Nadide Sultan'dan evlilik müjdesi!..
"İstemeye gelme hikâyesi çok hoşuma gitti. Komikti. Aileler birbiriyle tanışır tanışmaz kız isteme durumu oldu. Kahvesine karabiber koydum."
- Albüm satışları dijital mecralarda önem kazanmış
durumda... Siz bu mecradan yeterince para kazanabiliyor
musunuz?
Dijitalde güzel ama dijitallerde çok ciddi meblağlar dönmüyor. O
kısmı şirkete devrettiğim için biraz şirketin problemi halinde, biz
sahneden kazanıyoruz. Albümler çok satarken de ciddi paralar
almıyorduk. Yapımcılar 100 bini geçsin sonra veririz' diyorlardı.
Birdenbire hafta sonu satışlar 100 bine çıkardı sonra o rakam biner
biner çıkardı. Şimdi harika bir şirketle çalışıyorum. Onlarla bu
anlamda anlaşmamızı yaptık. Konserlerden kazanıyorum.
- Konserler sizi tatmin ediyor mu?
Azerbaycan ve Almanya'da konserlerim oldum. Televizyon programım
var. Allah'a şükür tatmin ediyor. Tabii ki eskisi kadar yoğun
değil. Sezen Aksu geçen konserinde Bizi şarkıcı yap' diyen
hayranlarına Ben kendime zor iş buluyorum. Siz gidin dizi oyuncusu
olun' demişti.
- Gerçekten piyasanın durumu bu kadar içler acısı
mı?
Alan daralıyor. Belki de aynı insanların etrafında döndüğü içindir.
Çünkü ne gelirse kalabalık ve başarıdan değil, daralmadan gelir.
Ekonomik kriz olduğunda Başbakan harcama yapın dedi. Açılmak
gerekir. Birbirine benzeyen alanlar olmasa da hareket halinde olup
yeni insanları da kazandırmak lazım. Mesela yeni arkadaşlarımızın
parçaları radyolarda çalmıyor. Bunun nedenini de istek gelmediği
şeklinde yorumluyorlar. İnsanları tanımadan istek gelebilir mi?
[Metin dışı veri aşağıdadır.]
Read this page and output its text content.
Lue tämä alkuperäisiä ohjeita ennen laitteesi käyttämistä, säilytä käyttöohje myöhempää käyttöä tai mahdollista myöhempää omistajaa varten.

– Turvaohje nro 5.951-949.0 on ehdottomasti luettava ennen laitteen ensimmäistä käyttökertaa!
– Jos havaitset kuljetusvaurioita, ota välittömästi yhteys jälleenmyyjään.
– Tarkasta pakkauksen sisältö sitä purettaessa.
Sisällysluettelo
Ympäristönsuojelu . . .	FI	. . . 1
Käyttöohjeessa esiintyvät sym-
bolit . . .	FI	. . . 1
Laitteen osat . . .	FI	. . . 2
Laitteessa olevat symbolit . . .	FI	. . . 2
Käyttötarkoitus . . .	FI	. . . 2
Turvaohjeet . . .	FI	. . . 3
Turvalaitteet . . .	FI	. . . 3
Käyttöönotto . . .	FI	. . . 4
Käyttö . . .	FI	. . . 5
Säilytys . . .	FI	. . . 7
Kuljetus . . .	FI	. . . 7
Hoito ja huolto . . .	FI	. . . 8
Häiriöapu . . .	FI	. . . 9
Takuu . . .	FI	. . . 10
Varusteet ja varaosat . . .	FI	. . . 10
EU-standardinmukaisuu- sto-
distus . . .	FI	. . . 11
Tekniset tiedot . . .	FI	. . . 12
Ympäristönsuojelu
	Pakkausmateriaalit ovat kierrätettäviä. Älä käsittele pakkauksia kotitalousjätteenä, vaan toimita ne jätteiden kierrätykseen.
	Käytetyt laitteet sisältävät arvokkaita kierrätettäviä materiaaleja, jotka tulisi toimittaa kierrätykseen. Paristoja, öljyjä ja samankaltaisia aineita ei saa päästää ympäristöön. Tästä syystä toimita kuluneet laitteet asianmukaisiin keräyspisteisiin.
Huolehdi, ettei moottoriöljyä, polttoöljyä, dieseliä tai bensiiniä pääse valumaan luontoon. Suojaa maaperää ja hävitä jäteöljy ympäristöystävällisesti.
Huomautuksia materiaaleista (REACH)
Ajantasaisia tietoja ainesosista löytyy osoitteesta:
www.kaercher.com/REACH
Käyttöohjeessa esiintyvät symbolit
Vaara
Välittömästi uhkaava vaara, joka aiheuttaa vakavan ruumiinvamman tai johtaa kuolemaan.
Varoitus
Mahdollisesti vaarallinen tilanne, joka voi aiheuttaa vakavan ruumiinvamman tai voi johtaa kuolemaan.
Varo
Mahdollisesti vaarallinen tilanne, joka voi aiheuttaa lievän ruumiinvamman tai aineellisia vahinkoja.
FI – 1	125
- Bir dönem Nadide Sultan fırtınası vardı. Geçen zaman
içerisinde ne oldu da bu fırtınadan eser kalmadı...
Magazinde çok fazla olmayışımdan kaynaklandı. Bir anlamda
karşılıklıydı. Çok canım yanmıştı ve bende magazin fobisi
oluşmuştu. Kameralara görünce kaçıyordum.
İLK DÖNEM YANLIŞ TANITILDIM
- Çok canım yanmıştı derken, en çok neler
yakmıştı?
İlk üç sene yanlış tanıtıldım. Bikinili
fotoğraflarımla lanse edildim. Gerçek Nadide'yi anlatma şansım
olmadı. Onu anlatana kadar çok uğraştım. Bunun üstesinden de
albümlerin başarısıyla geldim. O dönem yazılanlar yüzünden çok
ağladım. Her flaş patladığında acaba şimdi ne yazacaklar paranoyası
oluşmuştu. Çünkü ağzımdan çıkmayan şeyler yazılıyordu. Tırım tırım
kaçmaya başladım. İlk önce konserlere basın göstermeyerek
başladım.
- O dönem bir tek siz mi bikinili poz
veriyordunuz?
Yok, o zaman herkes o tarz pozlar
veriyordu. Benim yapmak istememem şirket tarafından garipseniyordu.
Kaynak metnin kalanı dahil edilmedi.